After the 2002 killing, Tillman told investigators that he became angry after Hodge made a sexual advance toward him. But the evidence showed that Tillman got angry at Hodge after he was rejected, Maye said.

Tillman stabbed Hodge more than 40 times over minutes if not hours, inflicting blows, stopping, then inflicting some more, Maye said.

Tillman pleaded guilty to murder and was sentenced to 30 years in prison. “There isn’t much you can do when they are already serving a life sentence,” Maye said.

The only other more severe punishment would be the death penalty. Corrections Director Bryan Stirling is going to leave it up to the prosecutor in April’s killing to decide whether to pursue it, Shain said.

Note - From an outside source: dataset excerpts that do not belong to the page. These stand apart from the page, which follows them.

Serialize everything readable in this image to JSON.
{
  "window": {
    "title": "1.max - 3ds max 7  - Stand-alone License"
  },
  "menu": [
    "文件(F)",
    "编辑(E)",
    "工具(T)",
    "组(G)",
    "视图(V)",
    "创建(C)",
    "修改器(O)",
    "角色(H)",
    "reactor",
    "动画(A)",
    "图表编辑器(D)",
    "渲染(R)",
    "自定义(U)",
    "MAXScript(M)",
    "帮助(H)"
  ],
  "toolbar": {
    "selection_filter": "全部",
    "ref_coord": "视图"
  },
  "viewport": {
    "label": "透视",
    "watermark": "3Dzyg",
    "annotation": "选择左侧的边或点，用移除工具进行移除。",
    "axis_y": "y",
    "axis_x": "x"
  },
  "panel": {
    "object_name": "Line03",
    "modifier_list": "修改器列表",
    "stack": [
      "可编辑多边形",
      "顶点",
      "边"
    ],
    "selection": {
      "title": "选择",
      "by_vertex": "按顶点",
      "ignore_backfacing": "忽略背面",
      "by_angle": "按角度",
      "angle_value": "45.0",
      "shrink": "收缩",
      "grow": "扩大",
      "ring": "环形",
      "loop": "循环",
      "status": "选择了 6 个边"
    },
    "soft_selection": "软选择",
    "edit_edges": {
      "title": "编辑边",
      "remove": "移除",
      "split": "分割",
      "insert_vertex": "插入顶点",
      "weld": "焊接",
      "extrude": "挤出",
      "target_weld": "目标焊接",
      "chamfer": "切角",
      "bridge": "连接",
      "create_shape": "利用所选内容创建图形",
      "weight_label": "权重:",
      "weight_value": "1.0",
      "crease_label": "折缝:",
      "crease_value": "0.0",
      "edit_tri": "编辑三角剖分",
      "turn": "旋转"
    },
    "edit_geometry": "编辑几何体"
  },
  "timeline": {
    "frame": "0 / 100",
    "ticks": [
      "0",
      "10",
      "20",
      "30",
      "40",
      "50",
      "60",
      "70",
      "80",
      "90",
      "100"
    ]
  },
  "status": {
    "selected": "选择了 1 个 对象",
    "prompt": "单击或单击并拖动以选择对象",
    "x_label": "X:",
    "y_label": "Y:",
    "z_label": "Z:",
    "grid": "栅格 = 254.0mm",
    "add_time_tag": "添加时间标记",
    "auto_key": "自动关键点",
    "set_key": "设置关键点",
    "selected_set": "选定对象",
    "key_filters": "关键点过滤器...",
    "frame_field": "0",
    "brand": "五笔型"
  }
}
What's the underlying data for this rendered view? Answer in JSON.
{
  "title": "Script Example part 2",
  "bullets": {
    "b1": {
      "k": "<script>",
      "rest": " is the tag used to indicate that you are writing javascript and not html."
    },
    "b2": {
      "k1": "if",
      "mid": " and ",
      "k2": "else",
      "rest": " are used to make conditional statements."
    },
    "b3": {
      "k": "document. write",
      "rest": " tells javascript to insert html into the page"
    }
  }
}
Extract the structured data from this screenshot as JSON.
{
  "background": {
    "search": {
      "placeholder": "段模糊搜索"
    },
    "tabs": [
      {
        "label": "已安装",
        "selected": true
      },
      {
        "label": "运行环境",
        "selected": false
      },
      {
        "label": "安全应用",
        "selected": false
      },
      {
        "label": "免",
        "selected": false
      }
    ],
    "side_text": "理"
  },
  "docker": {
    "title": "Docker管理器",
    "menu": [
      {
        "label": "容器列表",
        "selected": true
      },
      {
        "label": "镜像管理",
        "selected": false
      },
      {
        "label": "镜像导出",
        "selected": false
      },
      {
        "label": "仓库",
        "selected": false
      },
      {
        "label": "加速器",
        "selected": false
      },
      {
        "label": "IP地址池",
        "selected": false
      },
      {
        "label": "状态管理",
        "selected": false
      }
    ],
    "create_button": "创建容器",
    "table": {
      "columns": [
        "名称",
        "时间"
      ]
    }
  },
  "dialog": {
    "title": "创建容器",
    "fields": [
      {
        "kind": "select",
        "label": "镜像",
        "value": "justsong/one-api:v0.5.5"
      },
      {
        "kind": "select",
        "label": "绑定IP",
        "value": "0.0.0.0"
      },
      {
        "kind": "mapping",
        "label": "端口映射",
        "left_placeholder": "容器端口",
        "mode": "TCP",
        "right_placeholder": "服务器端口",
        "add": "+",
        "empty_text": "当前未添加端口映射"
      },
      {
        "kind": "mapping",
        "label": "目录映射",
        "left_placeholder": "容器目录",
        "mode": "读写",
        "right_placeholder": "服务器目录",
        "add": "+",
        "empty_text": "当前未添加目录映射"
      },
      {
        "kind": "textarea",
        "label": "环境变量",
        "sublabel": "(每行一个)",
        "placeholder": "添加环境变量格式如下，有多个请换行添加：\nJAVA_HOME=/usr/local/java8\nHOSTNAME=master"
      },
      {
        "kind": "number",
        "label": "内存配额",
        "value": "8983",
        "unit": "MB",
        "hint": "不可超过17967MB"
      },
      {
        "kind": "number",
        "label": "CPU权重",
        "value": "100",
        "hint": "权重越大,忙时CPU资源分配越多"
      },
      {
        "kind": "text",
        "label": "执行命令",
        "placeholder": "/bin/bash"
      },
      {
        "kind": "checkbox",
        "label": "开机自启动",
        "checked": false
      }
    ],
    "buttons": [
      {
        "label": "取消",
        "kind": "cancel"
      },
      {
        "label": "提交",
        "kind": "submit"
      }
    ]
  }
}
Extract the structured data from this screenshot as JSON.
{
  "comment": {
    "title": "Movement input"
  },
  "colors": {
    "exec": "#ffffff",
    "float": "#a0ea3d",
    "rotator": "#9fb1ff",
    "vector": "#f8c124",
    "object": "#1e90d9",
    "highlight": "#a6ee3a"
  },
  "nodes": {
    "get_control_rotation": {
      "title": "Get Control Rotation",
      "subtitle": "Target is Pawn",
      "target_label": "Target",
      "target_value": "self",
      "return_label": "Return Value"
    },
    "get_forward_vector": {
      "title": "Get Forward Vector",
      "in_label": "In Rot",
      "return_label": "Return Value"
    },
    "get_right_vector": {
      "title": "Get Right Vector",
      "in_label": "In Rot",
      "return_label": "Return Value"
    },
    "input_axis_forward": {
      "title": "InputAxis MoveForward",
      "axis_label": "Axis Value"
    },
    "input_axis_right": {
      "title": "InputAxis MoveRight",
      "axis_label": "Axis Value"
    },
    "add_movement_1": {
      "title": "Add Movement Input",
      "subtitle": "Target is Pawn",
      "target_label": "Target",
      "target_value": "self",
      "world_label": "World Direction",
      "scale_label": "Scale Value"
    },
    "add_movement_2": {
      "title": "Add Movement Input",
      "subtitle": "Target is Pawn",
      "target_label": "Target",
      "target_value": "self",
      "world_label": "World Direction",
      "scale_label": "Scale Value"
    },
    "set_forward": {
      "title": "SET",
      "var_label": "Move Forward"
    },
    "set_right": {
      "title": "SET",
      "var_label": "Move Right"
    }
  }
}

The circumstances of the 2002 killing are similar to the slaying that landed Tillman in prison in the first place. A Spartanburg County jury convicted Tillman of killing 53-year-old Harry Jolley Jr. in 1999.

Tillman testified he stabbed Jolley, leaving a butcher knife in the neck, while trying to defend himself after Jolley attacked him. The two met when Tillman was hitchhiking and Jolley offered him a place to stay. The two had a sexual relationship for a while before Tillman testified he asked to end it.

Prosecutors said Jolley was attacked with two different knives and imprints of Tillman’s shoes were found on Jolley’s back and head.

Maye said Tillman didn’t mind talking about Jolley’s killing either during the 2002 investigation.

“The investigator remembered him saying, ‘that was a knife fight and the other guy lost. Now this is a murder,’” Maye said.